Advent's focus is waiting for Christmas but also includes lots of feasts

IMAGE: CNS photo/Lisa Johnston

By Carol Zimmermann

(CNS) — Although the four weeks of Advent focus on waiting for Christmas, the
church does not just sit around and wait for the main event.

It celebrates
plenty of major feasts with lots of customs, traditions and even special
foods during the month of December.

Early in the Advent season, Dec.
6, the church celebrates the feast of St. Nicholas, a fourth-century bishop from
the region of modern-day Turkey, well known for his generosity. The day has customs
similar to Christmas but with variations: Instead of gifts placed in stockings
or under the tree, they are placed in children’s shoes left outside their
bedroom door the previous night.

The day is celebrated
differently around the world and particularly emphasized in Eastern Europe, but
in the United States, it is primarily focused on the shoe custom with an added
emphasis on doing good things for others.

The St. Nicholas Center in
Holland, Michigan, sponsors a traveling St. Nicholas exhibit and also has lots
of information on its website,,
on history of the feast day, ways to celebrate and the distinction between
Santa Claus and St. Nicholas.

Two days after the feast of St.
Nicholas, the church celebrates the feast of the Immaculate Conception, the
patroness of the United States. The feast is a holy day of obligation
celebrating the belief that Mary was without
sin from the moment she was conceived.

The day itself does not have
anything to do with Advent but was chosen as the date nine months from the date
the church celebrates Mary’s birth, Sept. 8.

The other Marian feast in
December is the feast of Our Lady of Guadalupe Dec. 12, which commemorates Mary’s appearance to St. Juan Diego in 1531 at Tepayac, a hill northwest of modern-day Mexico City. The Mexican celebration of the tradition also has been adopted by many
people from Central and South America and is described as one of the most
popular religious feasts for Latinos in the U.S. Many parishes throughout the
country celebrate the feast day with re-enactments of Mary appearing to Juan Diego. They also pray the rosary and present roses
to statues of Mary, while mariachi bands sing Marian songs.

The very next day is the feast
of St. Lucy, particularly observed in Scandinavian countries and Italy. Her
feast day — near the winter solstice — and her name, which means light, has
made celebrating the young girl martyred in the year 304 a festival of lights.

In festivals in Norway and Sweden,
the oldest girl in the family traditionally wears a white dress, a red sash as
a sign of martyrdom, and a wreath crown with lighted white candles. Other girls
also dress as Lucy and walk in procession singing traditional songs and
carrying rolls and cookies that are later shared.

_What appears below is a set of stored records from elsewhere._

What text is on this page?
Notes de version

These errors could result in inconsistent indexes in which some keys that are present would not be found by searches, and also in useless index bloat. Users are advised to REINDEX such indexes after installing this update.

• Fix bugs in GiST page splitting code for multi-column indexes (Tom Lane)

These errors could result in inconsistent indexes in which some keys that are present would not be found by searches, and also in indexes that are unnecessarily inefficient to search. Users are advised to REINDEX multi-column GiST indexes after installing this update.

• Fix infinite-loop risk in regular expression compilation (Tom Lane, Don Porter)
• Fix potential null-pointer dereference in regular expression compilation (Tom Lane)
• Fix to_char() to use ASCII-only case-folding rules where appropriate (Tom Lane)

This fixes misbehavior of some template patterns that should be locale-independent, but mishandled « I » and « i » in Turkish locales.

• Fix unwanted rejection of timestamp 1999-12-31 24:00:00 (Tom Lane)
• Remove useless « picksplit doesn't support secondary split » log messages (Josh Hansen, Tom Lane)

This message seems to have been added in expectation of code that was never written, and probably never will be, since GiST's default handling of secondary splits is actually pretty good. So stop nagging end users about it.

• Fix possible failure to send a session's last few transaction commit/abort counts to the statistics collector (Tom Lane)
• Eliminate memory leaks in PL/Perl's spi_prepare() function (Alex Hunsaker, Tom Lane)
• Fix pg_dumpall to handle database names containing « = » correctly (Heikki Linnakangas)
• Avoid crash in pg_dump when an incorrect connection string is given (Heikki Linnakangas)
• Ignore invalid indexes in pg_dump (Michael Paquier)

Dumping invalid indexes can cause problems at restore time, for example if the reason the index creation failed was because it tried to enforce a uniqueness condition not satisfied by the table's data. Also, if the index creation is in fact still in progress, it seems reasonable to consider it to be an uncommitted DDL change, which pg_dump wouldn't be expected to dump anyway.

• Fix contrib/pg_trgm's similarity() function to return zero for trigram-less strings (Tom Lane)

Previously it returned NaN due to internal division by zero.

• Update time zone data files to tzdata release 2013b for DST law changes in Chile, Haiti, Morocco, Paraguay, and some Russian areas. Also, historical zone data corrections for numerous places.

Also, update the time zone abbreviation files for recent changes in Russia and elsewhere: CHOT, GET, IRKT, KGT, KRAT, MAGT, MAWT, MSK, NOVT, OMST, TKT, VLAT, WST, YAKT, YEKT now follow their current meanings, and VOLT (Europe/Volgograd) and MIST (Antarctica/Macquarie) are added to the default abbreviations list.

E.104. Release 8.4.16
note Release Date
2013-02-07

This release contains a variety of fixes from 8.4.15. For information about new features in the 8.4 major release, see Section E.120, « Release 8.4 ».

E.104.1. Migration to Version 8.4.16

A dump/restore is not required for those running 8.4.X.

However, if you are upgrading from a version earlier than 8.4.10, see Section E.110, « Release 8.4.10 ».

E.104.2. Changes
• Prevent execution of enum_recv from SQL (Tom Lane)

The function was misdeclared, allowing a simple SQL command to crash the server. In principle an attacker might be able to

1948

Other major church and cultural
celebrations in December take place over a number of days such as the Latin
American tradition of “posadas”: the re-enactment of the pilgrimage to Bethlehem
by Mary and Joseph in search of a room that takes place Dec.16-24. The “posadas”
traditions vary but usually involve groups going to from home to home singing
traditional Advent and Christmas carols and being turned down until they find
one house that gives them shelter and a place to join in prayer and celebration.

The Filipino Catholic community
celebrates Simbang Gabi — a novena of early morning Masses from Dec. 16-24 in
the Philippines and Dec. 15-23 in the United States. After Masses, families
share traditional holiday sweets and desserts. According to the tradition,
families hang lanterns on doors, windows and branches.

The last major feasts of the Christmas season are the feast of the Epiphany, often
called the feast of the Three Kings, followed a week later by the feast of the baptism of the Lord.

In most countries, including the U.S., Epiphany will be celebrated Jan. 3 in 2016. In many countries,
children leave treats for the wise men and their camels and in turn, when
the children are sleeping, gifts or candy is left for them.